There are 12 questions on an examination, and each student must answer 8 questions including at least 4 of the first 5 questions. how many different combinations of questions could a student choose to answer?
There are two ways to do what's required:
(1) Answer all 5 of the first 5 questions, and 3 of the remaining 7.
(2) Answer 4 of the first 5 five questions, and 4 of the remaining 7.
For (1), there's only one way to answer 5 of 5, and 7 choose 3 = 35 ways to select 3 from 7. So there are 35 ways to accomplish (1).
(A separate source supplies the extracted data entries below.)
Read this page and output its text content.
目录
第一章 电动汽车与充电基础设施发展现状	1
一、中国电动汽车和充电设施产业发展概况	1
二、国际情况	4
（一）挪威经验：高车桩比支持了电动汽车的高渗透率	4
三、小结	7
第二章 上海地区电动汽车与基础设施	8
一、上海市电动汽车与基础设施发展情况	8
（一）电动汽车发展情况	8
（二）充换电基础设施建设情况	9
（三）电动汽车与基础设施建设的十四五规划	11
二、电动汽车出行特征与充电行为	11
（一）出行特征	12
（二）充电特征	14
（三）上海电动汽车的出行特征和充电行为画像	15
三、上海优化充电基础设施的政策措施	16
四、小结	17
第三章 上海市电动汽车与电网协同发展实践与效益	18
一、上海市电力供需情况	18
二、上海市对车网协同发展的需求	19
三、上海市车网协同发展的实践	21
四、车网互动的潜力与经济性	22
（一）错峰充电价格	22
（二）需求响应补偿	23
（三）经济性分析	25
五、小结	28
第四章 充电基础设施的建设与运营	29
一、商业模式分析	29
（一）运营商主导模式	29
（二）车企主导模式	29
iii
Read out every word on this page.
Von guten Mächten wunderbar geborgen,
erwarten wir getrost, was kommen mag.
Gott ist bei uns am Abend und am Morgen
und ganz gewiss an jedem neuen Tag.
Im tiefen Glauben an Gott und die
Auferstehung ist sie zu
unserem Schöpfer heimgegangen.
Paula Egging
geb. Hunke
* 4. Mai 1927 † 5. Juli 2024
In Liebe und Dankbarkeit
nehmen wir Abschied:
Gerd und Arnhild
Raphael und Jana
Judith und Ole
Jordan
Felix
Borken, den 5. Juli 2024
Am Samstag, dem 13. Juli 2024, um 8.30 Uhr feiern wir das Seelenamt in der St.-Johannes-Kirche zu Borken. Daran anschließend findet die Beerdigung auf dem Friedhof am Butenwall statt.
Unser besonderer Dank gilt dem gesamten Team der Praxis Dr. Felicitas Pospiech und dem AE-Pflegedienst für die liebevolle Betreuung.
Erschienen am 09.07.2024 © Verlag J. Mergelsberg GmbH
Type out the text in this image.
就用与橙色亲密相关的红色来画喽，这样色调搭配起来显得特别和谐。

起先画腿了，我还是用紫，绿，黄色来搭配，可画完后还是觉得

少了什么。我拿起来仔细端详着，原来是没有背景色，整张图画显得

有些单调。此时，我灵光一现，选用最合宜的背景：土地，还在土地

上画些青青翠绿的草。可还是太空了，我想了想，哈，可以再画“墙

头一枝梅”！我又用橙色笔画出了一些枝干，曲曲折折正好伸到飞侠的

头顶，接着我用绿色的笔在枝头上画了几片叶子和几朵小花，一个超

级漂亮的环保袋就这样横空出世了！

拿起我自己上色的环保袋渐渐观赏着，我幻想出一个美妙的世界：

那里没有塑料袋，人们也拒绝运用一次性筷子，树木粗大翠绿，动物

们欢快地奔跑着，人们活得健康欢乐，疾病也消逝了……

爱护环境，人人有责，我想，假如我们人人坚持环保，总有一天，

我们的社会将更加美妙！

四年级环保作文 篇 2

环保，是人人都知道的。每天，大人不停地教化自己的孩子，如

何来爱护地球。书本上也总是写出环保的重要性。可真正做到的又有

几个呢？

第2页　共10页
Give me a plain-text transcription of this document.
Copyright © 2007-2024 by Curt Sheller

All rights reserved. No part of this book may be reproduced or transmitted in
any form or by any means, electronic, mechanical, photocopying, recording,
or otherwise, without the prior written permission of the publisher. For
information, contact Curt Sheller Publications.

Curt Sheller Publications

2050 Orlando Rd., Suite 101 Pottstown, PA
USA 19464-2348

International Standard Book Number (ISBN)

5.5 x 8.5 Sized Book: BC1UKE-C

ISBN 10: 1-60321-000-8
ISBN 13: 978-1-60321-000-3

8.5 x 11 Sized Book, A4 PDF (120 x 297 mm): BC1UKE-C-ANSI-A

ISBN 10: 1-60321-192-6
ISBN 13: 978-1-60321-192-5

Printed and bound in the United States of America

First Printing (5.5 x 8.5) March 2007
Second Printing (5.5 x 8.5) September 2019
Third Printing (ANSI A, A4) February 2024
For (2), there are 5 ways to select 4 of the first 5, and 7 choose 4 = 35 ways to select 4 of the remaining 7. So there are 5 * 35 = 175 ways to accomplish (2).
In total, then, I believe the answer would be 35+175=210 ways to do either (1) or (2).
- Steve J
Hello, Jason2JZ!
We must break this down into two cases . . .There are 12 questions on an examination.
Each student must answer 8 questions including at least 4 of the first 5 questions.
How many different combinations of questions could a student choose to answer?
[1] The student answers exactly 4 of the first 5 questions.
. . .He has $\displaystyle {5\choose4} = 5$ choices.
Then he picks 4 more questions from the last 7 questions.
. . .He has $\displaystyle {7\choose4} = 35$ choices.
He has: $\displaystyle 5 \times 35 \:=\:175$ ways if he picks 4 of the first 5 questions.
[2] The student answers all 5 of the first 5 questions.
. . .He has 1 way to do this.
The he picks 3 more question from the last 7 questions.
. . .He has $\displaystyle {7\choose3} = 35$ choices.
He has: $\displaystyle 1 \times 35 \:=\:35$ ways if he picks all 5 of the first 5 questions.
Therefore, he has a total of: $\displaystyle 175 + 35 \:=\:\boxed{210}$ ways to choose his 8 questons.